After arriving at the pad some six-hours later, the orbiter will be set for weeks of final testing at the pad, including a test of the auxiliary power units (APUs).

This test called a ‘hot fire’ ensures that all of orbiter’s APUs are in working condition and ready to fly.

In addition, the rotating service structure will be moved back around the vehicle to protect it from potential damage and the elements. This will allow for the installation of the mission’s payloads in Atlantis’ payload bay. Included in the ISS-12A package is a 45 foot long, 35,000 pound truss segment called P3/P4 that will be installed on the International Space Station.

‘The P3/P4 element will be installed on what is now the end of the P1 port truss segment already on orbit,’ explains Robbie Ashley, space station mission manager for the STS-115 mission. ‘It’s going to provide two primary capabilities, the first being power. The power module will provide the capability to generate, store, distribute and regulate power for the space station.
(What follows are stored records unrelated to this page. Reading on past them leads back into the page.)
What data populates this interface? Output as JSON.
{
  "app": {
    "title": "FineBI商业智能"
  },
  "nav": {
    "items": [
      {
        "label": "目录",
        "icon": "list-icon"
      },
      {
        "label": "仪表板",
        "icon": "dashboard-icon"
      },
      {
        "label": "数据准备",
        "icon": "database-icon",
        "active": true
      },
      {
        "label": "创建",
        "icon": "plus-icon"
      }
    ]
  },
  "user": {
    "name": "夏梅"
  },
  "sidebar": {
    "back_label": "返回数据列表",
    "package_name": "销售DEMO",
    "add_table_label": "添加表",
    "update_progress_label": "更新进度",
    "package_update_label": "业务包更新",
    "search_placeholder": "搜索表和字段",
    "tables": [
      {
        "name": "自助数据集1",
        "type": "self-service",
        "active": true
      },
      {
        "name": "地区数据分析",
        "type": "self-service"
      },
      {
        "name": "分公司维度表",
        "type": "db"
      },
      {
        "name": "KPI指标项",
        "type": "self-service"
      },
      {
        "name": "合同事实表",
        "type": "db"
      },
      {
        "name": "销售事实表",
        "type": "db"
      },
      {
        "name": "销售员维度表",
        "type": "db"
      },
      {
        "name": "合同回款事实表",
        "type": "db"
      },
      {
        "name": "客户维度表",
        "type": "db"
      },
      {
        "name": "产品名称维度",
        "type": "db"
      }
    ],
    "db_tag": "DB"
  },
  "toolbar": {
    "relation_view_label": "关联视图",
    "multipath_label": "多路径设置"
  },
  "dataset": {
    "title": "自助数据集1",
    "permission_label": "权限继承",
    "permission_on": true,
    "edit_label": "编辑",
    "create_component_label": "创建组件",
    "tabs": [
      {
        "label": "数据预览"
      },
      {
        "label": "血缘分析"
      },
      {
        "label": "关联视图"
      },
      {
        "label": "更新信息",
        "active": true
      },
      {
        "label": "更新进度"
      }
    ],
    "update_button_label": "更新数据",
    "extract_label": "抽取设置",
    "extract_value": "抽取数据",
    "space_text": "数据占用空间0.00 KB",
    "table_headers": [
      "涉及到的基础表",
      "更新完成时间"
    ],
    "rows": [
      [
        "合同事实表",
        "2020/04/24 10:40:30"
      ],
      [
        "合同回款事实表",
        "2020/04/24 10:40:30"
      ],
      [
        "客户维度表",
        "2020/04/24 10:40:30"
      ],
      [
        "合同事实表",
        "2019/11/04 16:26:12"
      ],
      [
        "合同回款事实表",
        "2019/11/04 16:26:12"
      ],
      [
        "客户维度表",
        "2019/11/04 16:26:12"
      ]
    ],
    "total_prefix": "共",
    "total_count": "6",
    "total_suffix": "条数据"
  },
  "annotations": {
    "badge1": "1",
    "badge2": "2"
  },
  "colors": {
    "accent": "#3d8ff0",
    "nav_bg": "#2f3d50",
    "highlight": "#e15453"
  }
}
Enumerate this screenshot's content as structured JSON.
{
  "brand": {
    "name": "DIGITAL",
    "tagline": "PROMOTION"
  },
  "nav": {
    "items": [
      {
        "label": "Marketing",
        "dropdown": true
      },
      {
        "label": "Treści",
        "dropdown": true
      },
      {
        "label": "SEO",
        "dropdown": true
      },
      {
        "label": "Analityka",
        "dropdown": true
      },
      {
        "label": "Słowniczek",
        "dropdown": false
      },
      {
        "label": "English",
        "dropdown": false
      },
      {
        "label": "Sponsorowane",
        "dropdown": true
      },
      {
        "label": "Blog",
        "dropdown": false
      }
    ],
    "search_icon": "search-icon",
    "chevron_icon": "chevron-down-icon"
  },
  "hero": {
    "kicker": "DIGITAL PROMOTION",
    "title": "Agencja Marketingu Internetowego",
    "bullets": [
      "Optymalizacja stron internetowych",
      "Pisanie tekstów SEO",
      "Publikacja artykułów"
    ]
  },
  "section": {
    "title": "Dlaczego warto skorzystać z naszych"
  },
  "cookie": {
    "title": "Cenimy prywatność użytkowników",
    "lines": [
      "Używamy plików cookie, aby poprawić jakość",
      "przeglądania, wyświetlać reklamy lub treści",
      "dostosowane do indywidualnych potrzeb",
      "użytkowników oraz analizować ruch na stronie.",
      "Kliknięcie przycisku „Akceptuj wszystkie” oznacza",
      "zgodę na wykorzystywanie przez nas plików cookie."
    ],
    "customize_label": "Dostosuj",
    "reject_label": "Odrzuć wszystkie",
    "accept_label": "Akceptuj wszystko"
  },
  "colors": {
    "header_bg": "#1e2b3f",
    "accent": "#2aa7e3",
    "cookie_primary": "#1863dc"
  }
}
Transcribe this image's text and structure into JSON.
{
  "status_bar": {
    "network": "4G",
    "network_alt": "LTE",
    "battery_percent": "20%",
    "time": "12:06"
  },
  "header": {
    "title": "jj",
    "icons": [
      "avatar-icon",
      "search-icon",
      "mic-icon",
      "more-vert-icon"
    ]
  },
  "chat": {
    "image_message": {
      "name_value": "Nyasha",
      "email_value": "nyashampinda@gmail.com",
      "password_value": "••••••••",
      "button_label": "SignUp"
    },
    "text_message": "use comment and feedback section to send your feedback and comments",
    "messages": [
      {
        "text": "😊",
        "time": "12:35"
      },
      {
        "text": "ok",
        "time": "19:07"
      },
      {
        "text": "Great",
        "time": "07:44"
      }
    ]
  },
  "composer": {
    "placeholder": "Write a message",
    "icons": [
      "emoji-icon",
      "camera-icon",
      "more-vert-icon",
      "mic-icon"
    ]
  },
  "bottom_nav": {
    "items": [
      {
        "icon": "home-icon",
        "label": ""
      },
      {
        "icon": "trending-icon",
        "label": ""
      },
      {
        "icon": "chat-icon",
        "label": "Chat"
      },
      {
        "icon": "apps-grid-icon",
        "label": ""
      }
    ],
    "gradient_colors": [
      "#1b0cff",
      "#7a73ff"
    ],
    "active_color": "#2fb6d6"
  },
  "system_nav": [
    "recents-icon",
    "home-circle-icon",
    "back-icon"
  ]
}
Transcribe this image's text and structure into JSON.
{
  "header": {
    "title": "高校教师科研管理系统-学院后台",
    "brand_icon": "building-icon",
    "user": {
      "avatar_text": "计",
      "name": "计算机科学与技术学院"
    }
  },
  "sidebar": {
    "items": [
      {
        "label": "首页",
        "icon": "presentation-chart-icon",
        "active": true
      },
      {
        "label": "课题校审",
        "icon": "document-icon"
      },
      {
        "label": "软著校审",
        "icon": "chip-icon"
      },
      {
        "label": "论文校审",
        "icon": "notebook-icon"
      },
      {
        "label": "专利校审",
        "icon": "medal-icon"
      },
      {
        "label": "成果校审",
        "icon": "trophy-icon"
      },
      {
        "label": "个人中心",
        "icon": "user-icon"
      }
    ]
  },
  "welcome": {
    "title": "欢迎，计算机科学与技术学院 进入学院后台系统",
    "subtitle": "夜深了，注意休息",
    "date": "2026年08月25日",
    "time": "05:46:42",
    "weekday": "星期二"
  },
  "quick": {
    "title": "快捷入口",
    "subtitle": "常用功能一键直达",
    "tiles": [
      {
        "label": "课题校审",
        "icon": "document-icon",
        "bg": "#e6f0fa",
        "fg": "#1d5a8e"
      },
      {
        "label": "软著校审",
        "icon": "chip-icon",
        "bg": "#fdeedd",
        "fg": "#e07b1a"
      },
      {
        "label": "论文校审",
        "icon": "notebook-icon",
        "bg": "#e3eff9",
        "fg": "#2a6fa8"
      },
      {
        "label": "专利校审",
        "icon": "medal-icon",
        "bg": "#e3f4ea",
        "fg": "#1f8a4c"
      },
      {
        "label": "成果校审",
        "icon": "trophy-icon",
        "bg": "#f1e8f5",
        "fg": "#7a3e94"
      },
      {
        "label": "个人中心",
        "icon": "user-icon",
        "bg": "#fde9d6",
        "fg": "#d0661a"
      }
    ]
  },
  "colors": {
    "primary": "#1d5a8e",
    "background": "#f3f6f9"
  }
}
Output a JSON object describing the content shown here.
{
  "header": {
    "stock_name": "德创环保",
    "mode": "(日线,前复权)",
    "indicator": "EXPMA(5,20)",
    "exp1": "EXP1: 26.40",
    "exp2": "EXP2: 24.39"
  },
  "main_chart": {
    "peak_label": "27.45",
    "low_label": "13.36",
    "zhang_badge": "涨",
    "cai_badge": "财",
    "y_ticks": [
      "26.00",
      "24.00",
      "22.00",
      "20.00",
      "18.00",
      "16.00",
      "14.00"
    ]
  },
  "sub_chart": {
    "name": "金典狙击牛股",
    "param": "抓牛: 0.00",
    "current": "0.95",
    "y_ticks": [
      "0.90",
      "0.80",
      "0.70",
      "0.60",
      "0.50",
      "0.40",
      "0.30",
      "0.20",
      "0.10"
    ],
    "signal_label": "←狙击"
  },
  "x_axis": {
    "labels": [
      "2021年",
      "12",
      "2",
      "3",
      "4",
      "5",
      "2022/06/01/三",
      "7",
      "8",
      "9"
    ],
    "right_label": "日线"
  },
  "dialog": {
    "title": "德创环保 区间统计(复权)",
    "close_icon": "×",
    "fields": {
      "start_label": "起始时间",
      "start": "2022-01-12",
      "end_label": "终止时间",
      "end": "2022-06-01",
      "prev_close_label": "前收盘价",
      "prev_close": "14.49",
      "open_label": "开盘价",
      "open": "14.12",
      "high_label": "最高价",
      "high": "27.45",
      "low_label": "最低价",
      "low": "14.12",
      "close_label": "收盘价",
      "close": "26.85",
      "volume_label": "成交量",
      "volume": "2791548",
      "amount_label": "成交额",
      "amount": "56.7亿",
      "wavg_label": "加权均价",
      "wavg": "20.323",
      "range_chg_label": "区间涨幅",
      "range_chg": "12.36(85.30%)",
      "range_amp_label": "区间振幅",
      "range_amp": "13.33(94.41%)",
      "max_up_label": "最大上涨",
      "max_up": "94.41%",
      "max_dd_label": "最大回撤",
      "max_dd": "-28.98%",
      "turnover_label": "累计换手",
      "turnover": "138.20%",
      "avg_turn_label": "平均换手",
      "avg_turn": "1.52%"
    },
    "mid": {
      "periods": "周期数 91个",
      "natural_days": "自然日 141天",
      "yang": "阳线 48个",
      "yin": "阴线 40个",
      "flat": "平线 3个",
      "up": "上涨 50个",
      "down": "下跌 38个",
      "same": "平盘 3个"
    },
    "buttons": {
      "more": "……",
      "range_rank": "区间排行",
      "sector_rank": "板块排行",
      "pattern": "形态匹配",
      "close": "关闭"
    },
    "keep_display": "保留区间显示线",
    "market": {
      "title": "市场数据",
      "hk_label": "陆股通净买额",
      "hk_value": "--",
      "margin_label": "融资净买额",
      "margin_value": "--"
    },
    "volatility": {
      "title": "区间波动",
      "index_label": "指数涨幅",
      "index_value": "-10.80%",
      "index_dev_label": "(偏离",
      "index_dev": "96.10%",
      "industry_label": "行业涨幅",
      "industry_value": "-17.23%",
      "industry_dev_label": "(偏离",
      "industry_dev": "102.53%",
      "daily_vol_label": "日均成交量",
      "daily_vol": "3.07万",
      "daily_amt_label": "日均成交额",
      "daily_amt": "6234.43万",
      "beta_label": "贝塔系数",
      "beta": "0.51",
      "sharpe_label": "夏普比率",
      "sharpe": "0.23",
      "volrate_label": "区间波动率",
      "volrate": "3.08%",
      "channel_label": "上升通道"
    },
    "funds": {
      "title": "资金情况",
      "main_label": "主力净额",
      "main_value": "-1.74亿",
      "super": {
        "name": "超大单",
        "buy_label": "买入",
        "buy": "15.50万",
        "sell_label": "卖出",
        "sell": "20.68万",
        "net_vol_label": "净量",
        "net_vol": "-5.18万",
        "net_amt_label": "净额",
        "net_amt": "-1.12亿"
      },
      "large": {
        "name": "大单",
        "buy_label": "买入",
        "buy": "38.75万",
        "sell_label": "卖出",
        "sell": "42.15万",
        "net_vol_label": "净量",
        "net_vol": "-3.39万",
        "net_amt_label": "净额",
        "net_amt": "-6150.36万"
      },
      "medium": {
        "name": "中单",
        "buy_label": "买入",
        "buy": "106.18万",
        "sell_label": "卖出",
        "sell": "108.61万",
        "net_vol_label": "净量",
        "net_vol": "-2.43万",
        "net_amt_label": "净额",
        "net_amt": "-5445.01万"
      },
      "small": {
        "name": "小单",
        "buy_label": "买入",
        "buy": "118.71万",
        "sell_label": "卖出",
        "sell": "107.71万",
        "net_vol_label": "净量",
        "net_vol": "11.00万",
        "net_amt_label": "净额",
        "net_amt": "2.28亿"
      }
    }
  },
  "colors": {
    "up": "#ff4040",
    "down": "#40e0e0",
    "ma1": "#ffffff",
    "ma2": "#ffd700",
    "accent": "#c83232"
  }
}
It’s going to supplement the capability that is up there now with the P6 element.

‘In addition, the P3 half of the truss has a mechanism that’s going to rotate all of the outboard truss segments, including the solar arrays, to allow them to stay pointed at the sun for optimal power-generation capability.’

Another upcoming event for the crew is the terminal countdown demonstration test or TCDT, currently set for August 8 through 10. This countdown dress rehearsal will provide the crew with an opportunity to participate in a variety of simulated countdown activities, including equipment familiarization and emergency evacuation training.

Right now, Atlantis’ launch window opens on August 27 and extends until September 7. There is ongoing discussion between shuttle program manager Wayne Hale and NASA’s lighting analysis team regarding a launch opportunity on August 26.

NASA has mandated that the first three missions post-Columbia launch in daylight to evaluate changes made to the design of the External Tank meant to prevent foam loss.

An official launch date will be set by the Mission Management Team at the conclusion of the Flight Readiness Review, currently set for August 15-16.